European Analogies to the 1920s and 30s

The slow motion train wreck that is the Eurozone continues to roil bond markets, banks and governments. The complex issues involved cannot be described, yet alone adequately explained, in this short piece but bear with me.
Economic activity is still contracting in much of Europe including the UK, Spain, Portugal, Greece, Iceland, Ireland and, quite possibly, France. To a greater or lesser degree all of these countries are pursuing policies of reduced spending, especially on health, education, welfare and retirement and government employment. In the UK and France this punishment is self-inflicted and relatively mild.
In the remaining countries the cutbacks have been more severe as a result of various bailout terms imposed by European authorities and the International Monetary Fund, or implicitly dictated by the bond market. Or, as the unflinchingly capitalist Financial Times put it in a recent editorial: “European leaders [do not] grasp that states and economies – not senior bondholders – must be kept safe from teetering banks… Instead they are strong-arming the periphery into bailing out savers in the core and the reckless banks they entrusted their savings to.”

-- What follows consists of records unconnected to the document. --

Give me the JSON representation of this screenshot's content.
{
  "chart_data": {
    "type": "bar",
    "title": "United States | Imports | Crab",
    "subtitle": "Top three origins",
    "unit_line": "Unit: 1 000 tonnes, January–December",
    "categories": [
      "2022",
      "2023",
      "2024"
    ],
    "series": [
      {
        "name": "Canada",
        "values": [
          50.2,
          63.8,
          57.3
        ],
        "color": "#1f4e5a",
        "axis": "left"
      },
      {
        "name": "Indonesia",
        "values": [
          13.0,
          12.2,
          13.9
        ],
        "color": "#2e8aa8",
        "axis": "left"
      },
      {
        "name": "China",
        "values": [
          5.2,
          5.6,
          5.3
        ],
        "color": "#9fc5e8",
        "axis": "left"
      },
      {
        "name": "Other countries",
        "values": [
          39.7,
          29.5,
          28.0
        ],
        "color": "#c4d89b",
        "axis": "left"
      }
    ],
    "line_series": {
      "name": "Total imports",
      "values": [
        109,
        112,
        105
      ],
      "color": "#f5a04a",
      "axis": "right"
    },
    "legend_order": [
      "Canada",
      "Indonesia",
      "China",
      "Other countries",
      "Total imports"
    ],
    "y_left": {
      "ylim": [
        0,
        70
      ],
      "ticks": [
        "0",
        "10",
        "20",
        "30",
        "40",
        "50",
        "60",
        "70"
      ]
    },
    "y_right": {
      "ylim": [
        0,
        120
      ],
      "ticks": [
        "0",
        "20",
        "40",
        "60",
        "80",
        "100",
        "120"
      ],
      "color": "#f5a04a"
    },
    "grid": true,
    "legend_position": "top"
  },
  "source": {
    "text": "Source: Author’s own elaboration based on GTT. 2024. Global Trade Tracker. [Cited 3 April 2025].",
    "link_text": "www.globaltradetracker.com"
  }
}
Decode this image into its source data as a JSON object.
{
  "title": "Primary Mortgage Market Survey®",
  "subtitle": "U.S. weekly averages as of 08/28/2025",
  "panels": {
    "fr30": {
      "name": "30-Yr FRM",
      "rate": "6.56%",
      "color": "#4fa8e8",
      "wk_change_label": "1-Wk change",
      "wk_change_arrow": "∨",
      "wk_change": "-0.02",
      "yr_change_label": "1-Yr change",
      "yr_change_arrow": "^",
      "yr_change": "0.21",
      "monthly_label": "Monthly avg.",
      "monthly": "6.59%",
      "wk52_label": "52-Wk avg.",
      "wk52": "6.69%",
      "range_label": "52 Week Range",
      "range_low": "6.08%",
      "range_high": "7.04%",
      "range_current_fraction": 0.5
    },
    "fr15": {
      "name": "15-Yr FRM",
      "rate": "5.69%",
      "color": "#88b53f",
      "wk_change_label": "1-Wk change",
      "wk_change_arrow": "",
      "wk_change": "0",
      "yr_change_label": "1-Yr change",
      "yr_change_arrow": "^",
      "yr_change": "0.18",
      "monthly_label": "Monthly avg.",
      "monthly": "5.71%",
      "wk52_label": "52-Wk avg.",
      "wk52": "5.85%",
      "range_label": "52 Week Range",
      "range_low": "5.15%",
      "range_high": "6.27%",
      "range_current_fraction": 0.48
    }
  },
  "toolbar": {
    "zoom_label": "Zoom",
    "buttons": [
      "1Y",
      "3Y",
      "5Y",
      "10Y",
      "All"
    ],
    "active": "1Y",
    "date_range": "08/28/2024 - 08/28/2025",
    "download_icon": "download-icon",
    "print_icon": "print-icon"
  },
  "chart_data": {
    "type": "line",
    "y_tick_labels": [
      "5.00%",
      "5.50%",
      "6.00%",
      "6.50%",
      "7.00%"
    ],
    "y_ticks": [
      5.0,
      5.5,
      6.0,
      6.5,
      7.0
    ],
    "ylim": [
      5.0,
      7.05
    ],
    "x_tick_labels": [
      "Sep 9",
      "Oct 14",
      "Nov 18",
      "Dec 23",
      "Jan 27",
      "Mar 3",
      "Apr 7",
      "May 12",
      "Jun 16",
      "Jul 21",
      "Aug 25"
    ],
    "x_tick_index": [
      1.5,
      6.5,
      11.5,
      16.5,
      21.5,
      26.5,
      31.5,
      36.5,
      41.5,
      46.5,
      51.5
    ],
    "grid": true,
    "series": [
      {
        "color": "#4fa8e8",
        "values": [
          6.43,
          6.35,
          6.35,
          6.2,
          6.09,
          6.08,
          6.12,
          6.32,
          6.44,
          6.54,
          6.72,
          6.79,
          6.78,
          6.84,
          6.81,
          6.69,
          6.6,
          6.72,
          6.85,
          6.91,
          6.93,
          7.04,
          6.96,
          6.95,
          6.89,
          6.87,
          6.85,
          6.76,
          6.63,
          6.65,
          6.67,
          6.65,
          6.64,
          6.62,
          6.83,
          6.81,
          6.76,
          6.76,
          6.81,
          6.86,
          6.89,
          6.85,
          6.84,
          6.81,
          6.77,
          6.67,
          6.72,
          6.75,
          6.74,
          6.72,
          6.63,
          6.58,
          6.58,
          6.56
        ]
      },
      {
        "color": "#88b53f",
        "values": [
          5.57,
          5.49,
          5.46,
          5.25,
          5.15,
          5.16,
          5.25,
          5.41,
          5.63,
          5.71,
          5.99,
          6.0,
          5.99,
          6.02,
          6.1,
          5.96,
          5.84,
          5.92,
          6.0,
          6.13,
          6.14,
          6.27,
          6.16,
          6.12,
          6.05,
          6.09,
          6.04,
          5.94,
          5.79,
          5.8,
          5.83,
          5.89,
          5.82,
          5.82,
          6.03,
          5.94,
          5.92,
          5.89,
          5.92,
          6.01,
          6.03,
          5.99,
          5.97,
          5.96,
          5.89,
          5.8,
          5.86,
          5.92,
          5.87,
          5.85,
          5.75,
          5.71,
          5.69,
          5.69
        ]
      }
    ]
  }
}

In these peripheral countries unemployment is already around twenty-percent of the labor force. National income is falling rapidly with the inevitable result that the ratio of government debt to total income is increasing. A falling economy means falling tax revenues and some increases in public welfare expenditures no matter how determined these governments may be to limit spending. In addition, interest rates on these countries’ bonds continue to rise as the prospect of an eventual default (or restructuring, which is a polite and civilized default) rise by the day. Those higher interest rates, like every other consequence of the wrong-headed policies of a fractious European leadership, only intensify the problem they purportedly set out to solve.
The unavoidable outcome will be an eventual default or restructuring of these countries’ debts as their commitment to continue cutting or their ability to obtain more outside assistance comes to an end.